Drawing on some old journal entries, Huertas began to develop an autobiographically-fueled comic book-style story, about a boy "who always felt like he was the ugliest person in the room" and became a superhero.
In another serendipitous coincidence, it turned out that Manning was also a huge comics fan. "He had the first 100 issues of The Fantastic Four," Huertas still marvels.
Manning oversaw the first, rough 45-minute version of Lizard Boy before handing the reins to Brandon Ivie, who then worked with Huertas to build out the show, along with his cast-mate collaborators Kirsten "Kiki" de Lohr Helland and William Williams.
Critics have showered Lizard Boy show with superlatives like "incredibly creative," "completely fresh and original" and "entertaining and empowering in equal measure." In Seattle, the entire cast won Gregory awards (Washington's annual statewide theater honors): Best Actor, Best Supporting and Best Supporting Actor.
At TheatreWorks, six years after Lizard Boy premiered, the show's first and only cast will again play the roles they originated. In part, this is due to the fact that Huertas has never committed his songs to sheet music.
"We've been playing this show together since the beginning and we've been making the orchestrations more complex as we've gone along. I can't imagine what it would be like for an understudy trying to come in. My big dream for Lizard Boy," says Huertas, who is working on that sheet music, "is that sometime in the near future, high school and college students everywhere will have a chance to play these parts."
There's certainly a demand. The Lizard Boy cast recording has built an avid online fandom of young listeners who, for the most part, have never seen the show.
"The people who have found Lizard Boy through streaming are amazing," says Huertas. "They send me the most moving notes and even art inspired by the show."

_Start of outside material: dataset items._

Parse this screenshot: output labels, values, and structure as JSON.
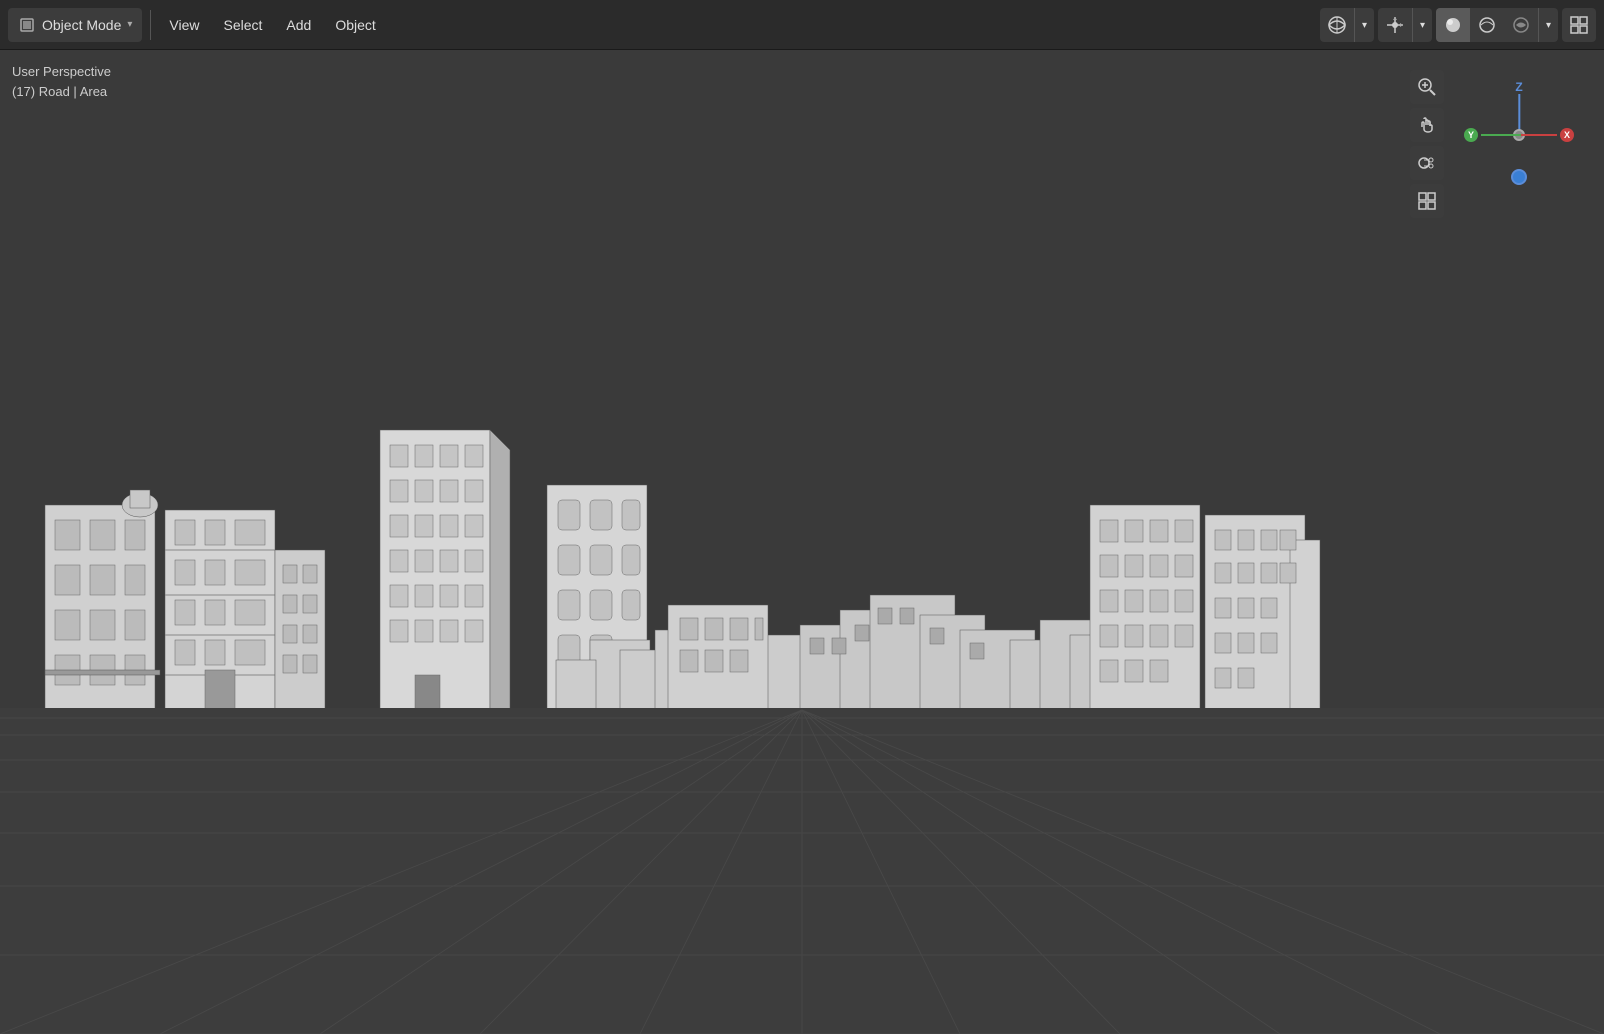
{
  "toolbar": {
    "mode_label": "Object Mode",
    "mode_dropdown": "▾",
    "view_label": "View",
    "select_label": "Select",
    "add_label": "Add",
    "object_label": "Object"
  },
  "viewport": {
    "perspective_label": "User Perspective",
    "scene_label": "(17) Road | Area"
  },
  "right_toolbar": {
    "viewport_shading_options": [
      "Material Preview",
      "Solid",
      "Wireframe",
      "Rendered"
    ],
    "active_shading": "Solid"
  },
  "gizmo": {
    "z_label": "Z",
    "x_label": "X",
    "y_label": "Y"
  },
  "icons": {
    "object_mode": "⬛",
    "view": "👁",
    "cursor": "⊕",
    "move": "✋",
    "camera": "🎥",
    "grid": "⊞",
    "zoom": "🔍",
    "dropdown": "▾"
  }
}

Despite an ongoing love affair with his reptilian alter-ego, Huestas is hardly resting on his lizard laurels. He's had two more original musicals commissioned and produced in Seattle, The Last World Octopus Wrestling Champion and Lydia and the Troll; written the songs for a stage adaptation of Howl's Moving Castle; and is currently under commission to collaborate on a children's musical at the John F. Kennedy Center for the Performing Arts.
Lizard Boy, through October 31 at TheatreWorks Silicon Valley, 500 Castro St., Mountain View. On-demand streaming of this production is available for $25. In-person $25-$95. (877) 662-8978 www.theatreworks.org
Sign My Name to Freedom
The East Bay's Betty Reid Soskin, the oldest active ranger in the U.S. National Park Service, turned 100 last month. Over the past decade, Soskin, has been the subject of much public attention for the talks she's given at the Rosie the Riveter/World War II Home Front National Park in Richmond.
She also won new attention for the experience of African-American women and men during the war, who served the country here and abroad at the same time they were subject to institutionalized segregation, discrimination and other forms of racism.
Lesser known though, is Soskin's lifelong interest in music. In the late 1940s, with her first husband, Mel Reid, she opened a record shop in Berkeley with her first husband. They sold blues and R&B and recordings then known as "race music" and not carried by most white-owned music shops. In the 1960s, while coping with raising four children amid failing marriage, she began making music herself, learning to play guitar and writing songs.
Soskin's songs have now been recovered, rearranged and made the center of a new work of musical theater, Sign My Name to Freedom, spearheaded by Jamie Zimmer, a queer Chinese-American 2020 graduate of the California Jazz Conservatory.
The work-in-development will have its first public performance Oct. 16 and 17 as part of the New Roots Theatre Festival at the Mission's Brava Theater.
The festival, produced by the San Francisco Bay Area Theatre Company (BATCO), features an array of other intriguing offerings, including an Afro-Futurist take on the myth of Phaeton and a celebration of regional Mexican dance styles.
The New Roots Theatre Festival, at Brava Theater, 2781 24th St. Oct. 16-17. 2pm-9pm.